In contrast to a small bit of deleveraging in the US following the great recession, credit expansion in Canada went into overdrive.

Will Canada’s debt frenzy stall, or will it implode?

Bloomberg reports Canada’s Credit Cycle Has Never Been This Desynchronized From the United States.

Canada has entered the very late innings of its super-charged private sector credit cycle, one that has completely decoupled from that of its largest trading partner, according to Macquarie Analyst David Doyle.

“Canada’s private sector nonfinancial debt to GDP ratio (includes household debt and non-financial business debt) has skyrocketed since 2005, rising by over 60 percentage points,” he wrote. “This is a greater magnitude of increase than occurred for the forty years prior (1965 to 2005).”

As a result of this prolonged binge, Canada’s private sector non-financial debt-to-GDP exceeds the comparable U.S. ratio by its highest level on record:

Canada US debt differentials

 

Doyle indicated that it was the smaller retreat in Canadian home prices and the continuation of the commodity supercycle the enabled the credit cycle in the Great White North to decouple so markedly from that of the world’s largest economy.

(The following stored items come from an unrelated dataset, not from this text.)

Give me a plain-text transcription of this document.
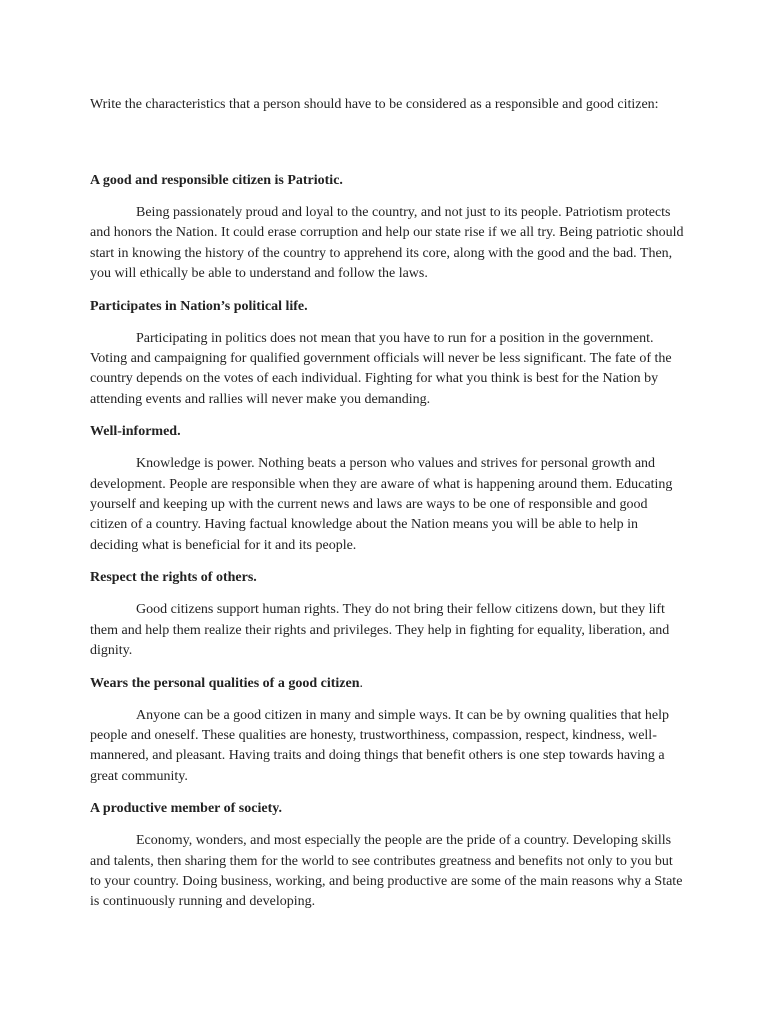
Write the characteristics that a person should have to be considered as a responsible and good citizen:

A good and responsible citizen is Patriotic.

Being passionately proud and loyal to the country, and not just to its people. Patriotism protects and honors the Nation. It could erase corruption and help our state rise if we all try. Being patriotic should start in knowing the history of the country to apprehend its core, along with the good and the bad. Then, you will ethically be able to understand and follow the laws.

Participates in Nation’s political life.

Participating in politics does not mean that you have to run for a position in the government. Voting and campaigning for qualified government officials will never be less significant. The fate of the country depends on the votes of each individual. Fighting for what you think is best for the Nation by attending events and rallies will never make you demanding.

Well-informed.

Knowledge is power. Nothing beats a person who values and strives for personal growth and development. People are responsible when they are aware of what is happening around them. Educating yourself and keeping up with the current news and laws are ways to be one of responsible and good citizen of a country. Having factual knowledge about the Nation means you will be able to help in deciding what is beneficial for it and its people.

Respect the rights of others.

Good citizens support human rights. They do not bring their fellow citizens down, but they lift them and help them realize their rights and privileges. They help in fighting for equality, liberation, and dignity.

Wears the personal qualities of a good citizen.

Anyone can be a good citizen in many and simple ways. It can be by owning qualities that help people and oneself. These qualities are honesty, trustworthiness, compassion, respect, kindness, well-mannered, and pleasant. Having traits and doing things that benefit others is one step towards having a great community.

A productive member of society.

Economy, wonders, and most especially the people are the pride of a country. Developing skills and talents, then sharing them for the world to see contributes greatness and benefits not only to you but to your country. Doing business, working, and being productive are some of the main reasons why a State is continuously running and developing.
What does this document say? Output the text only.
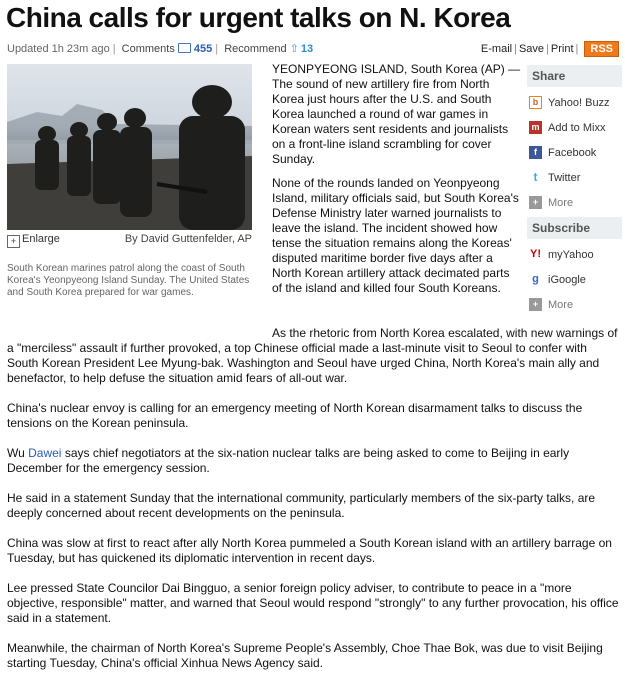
China calls for urgent talks on N. Korea
Updated 1h 23m ago | Comments 455 | Recommend ⇧ 13	E-mail | Save | Print | RSS
+ Enlarge	By David Guttenfelder, AP
South Korean marines patrol along the coast of South Korea's Yeonpyeong Island Sunday. The United States and South Korea prepared for war games.

YEONPYEONG ISLAND, South Korea (AP) — The sound of new artillery fire from North Korea just hours after the U.S. and South Korea launched a round of war games in Korean waters sent residents and journalists on a front-line island scrambling for cover Sunday.

None of the rounds landed on Yeonpyeong Island, military officials said, but South Korea's Defense Ministry later warned journalists to leave the island. The incident showed how tense the situation remains along the Koreas' disputed maritime border five days after a North Korean artillery attack decimated parts of the island and killed four South Koreans.

Share
b Yahoo! Buzz
m Add to Mixx
f	Facebook
t Twitter
+ More
Subscribe
Y! myYahoo
g iGoogle
+ More

As the rhetoric from North Korea escalated, with new warnings of a "merciless" assault if further provoked, a top Chinese official made a last-minute visit to Seoul to confer with South Korean President Lee Myung-bak. Washington and Seoul have urged China, North Korea's main ally and benefactor, to help defuse the situation amid fears of all-out war.

China's nuclear envoy is calling for an emergency meeting of North Korean disarmament talks to discuss the tensions on the Korean peninsula.

Wu Dawei says chief negotiators at the six-nation nuclear talks are being asked to come to Beijing in early December for the emergency session.

He said in a statement Sunday that the international community, particularly members of the six-party talks, are deeply concerned about recent developments on the peninsula.

China was slow at first to react after ally North Korea pummeled a South Korean island with an artillery barrage on Tuesday, but has quickened its diplomatic intervention in recent days.

Lee pressed State Councilor Dai Bingguo, a senior foreign policy adviser, to contribute to peace in a "more objective, responsible" matter, and warned that Seoul would respond "strongly" to any further provocation, his office said in a statement.

Meanwhile, the chairman of North Korea's Supreme People's Assembly, Choe Thae Bok, was due to visit Beijing starting Tuesday, China's official Xinhua News Agency said.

A best-case scenario for Canada would see the nation muddle through with a few years of sluggish growth, judged Doyle. Fiscal stimulus, a modest pick-up in non-energy goods exports, and growth in the export-oriented segments of the services sector could provide significant offset to the deterioration in credit-sensitive sectors that the analyst sees in the offing.

“We do see a path out, I don’t know if I’d call it a beautiful one, but Canada doesn’t have to look like the U.S. in 2008-2009,” said Doyle.

Forget about the best case scenario. Canada will be lucky to escape outright implosion.